As if to emphasise the inherent artifice of language, both pictorial and literal, Kounellis combined these works with a memorable performance that took place in his studio in Rome in 1960. Anticipating his later integration of works on canvas with living elements of 'reality' such as birds in cages, parrots on perches, candles or naked flames as well as with the performance of dance and music, Kounellis' 1960 performance with these paintings attempted to illustrate a similar integration of the elements of the painting with the space and arena of the real world. Dressing himself in an elaborate costume emulating that worn by Hugo Ball at the Cabaret Voltaire in Zurich in 1916, Kounellis wrapped himself in a painted sheet also adorned with letters, numbers and signs and, as he later recalled, 'sang his pictures'. Kounellis' adoption of the costume worn by Ball suggests that he was aware of Ball's own work with language at the Cabaret Voltaire, and his attempts with the break-up of language into pure sound, to reveal what he famously described as 'the inner alchemy of the word'. Certainly Ball's deconstructive approach to language is echoed in Kounellis's 'alphabet paintings' with their conscious disruption of all sense of coherent meaning.

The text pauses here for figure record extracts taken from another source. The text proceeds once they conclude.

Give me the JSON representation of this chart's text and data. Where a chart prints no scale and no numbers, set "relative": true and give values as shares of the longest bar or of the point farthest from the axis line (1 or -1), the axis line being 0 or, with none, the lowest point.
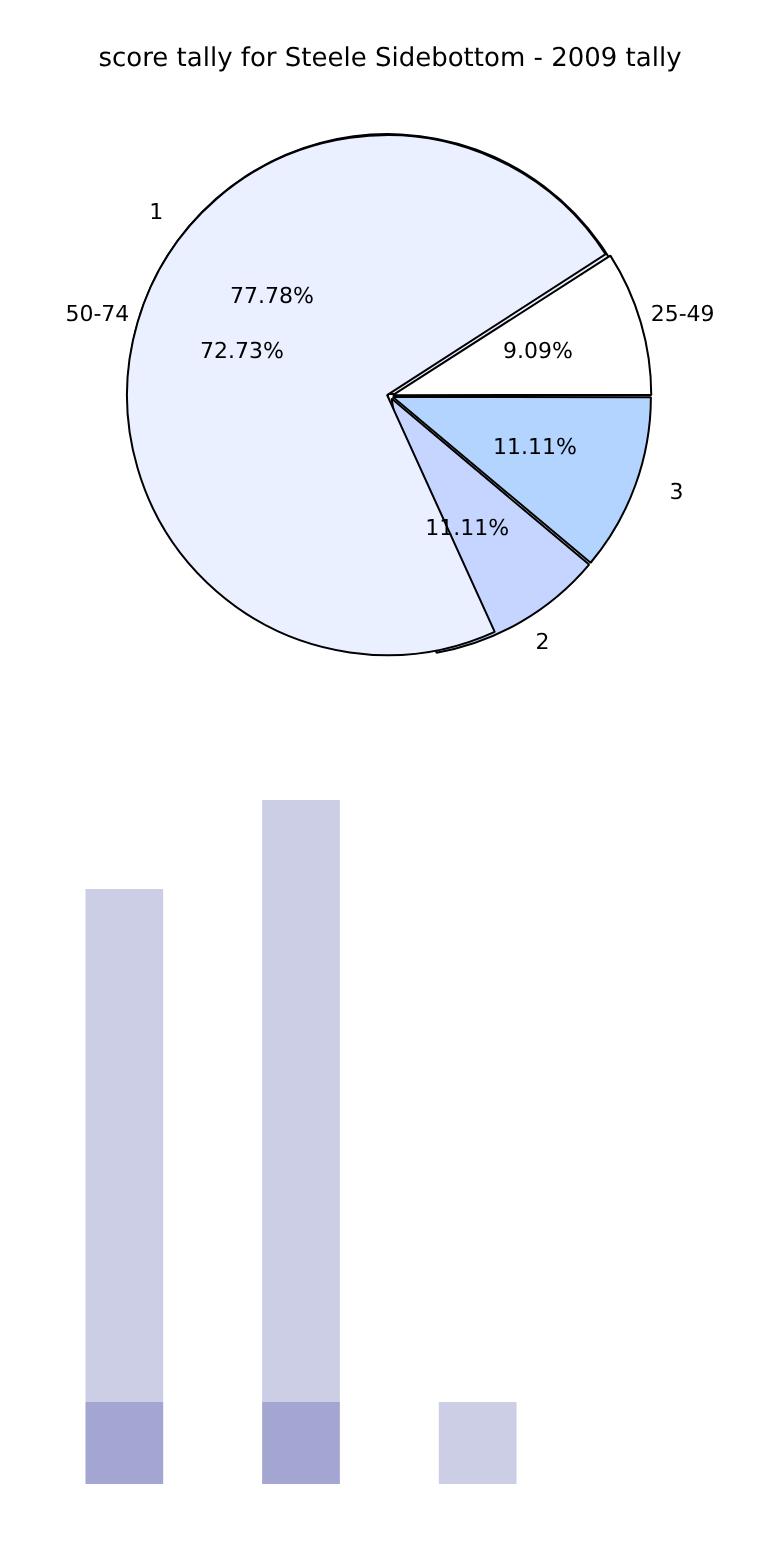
{
  "chart_data": [
    {
      "type": "pie",
      "title": "score tally for Steele Sidebottom - 2009 tally",
      "categories": [
        "25-49",
        "50-74"
      ],
      "values": [
        9.09,
        72.73
      ],
      "colors": [
        "#ffffff",
        "#eaf0ff"
      ],
      "value_labels": [
        "9.09%",
        "72.73%"
      ],
      "legend": false
    },
    {
      "type": "pie",
      "categories": [
        "1",
        "2",
        "3"
      ],
      "values": [
        77.78,
        11.11,
        11.11
      ],
      "colors": [
        "#eaf0ff",
        "#c5d5ff",
        "#b3d4ff"
      ],
      "value_labels": [
        "77.78%",
        "11.11%",
        "11.11%"
      ],
      "legend": false
    },
    {
      "type": "bar",
      "relative": true,
      "stacked": true,
      "categories": [
        null,
        null,
        null
      ],
      "series": [
        {
          "color": "#a3a6d1",
          "values": [
            0.12,
            0.12,
            0
          ]
        },
        {
          "color": "#cccee6",
          "values": [
            0.75,
            0.88,
            0.12
          ]
        }
      ],
      "legend": false
    }
  ]
}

At the same time, however, it is possible that this apparent incoherence is not as originless as it may seem. With its arrows, cross-marks, numbers and dotted lines, the elements of a painting like Untitled do form together to suggest some kind of progression, a mysterious sequence or equation - one that hints perhaps at an 'inner alchemy'. This 'hermetic and mysterious writing', as Kounellis has called it, creates 'rhythms' he insists, 'since the space is always rhythmic'. (cited in S. Bann, op. cit., p. 71) And, although Kounellis himself is always keen to deny any Greek influence in his work, often insisting after his move to Rome in 1956 that 'I am a Greek person but an Italian artist', it has been remarked that the forms of some of his alphabet paintings recall the seemingly arbitrary sequence of stenciled stamp marks that appear on shipping crates during their progress from harbour to harbour and ship to shore. With their arrows and direction lines and arbitrary sequence of letters and numbers they certainly echo the kind of mysterious language of progression, direction, motion and travel - a fragmented language of signs and numbers speaking of an outer world that these stamps and marks of the shipping trade conjure in the imagination. This is a language of fragmentary signs and symbols that Kounellis, who grew up in the Greek port of Piraeus, would have seen on a daily basis, a language from an outer world that penetrated the small town of his childhood and inevitably spoke of a wider realm of existence. Whether such symbols consciously or unconsciously prompted the rhythmic structure of his 'alphabet' paintings will perhaps never be known, but it is, nevertheless, the same sense of a wider language of real things existing beyond the shores of the artificial realm of painting that these paintings evoke.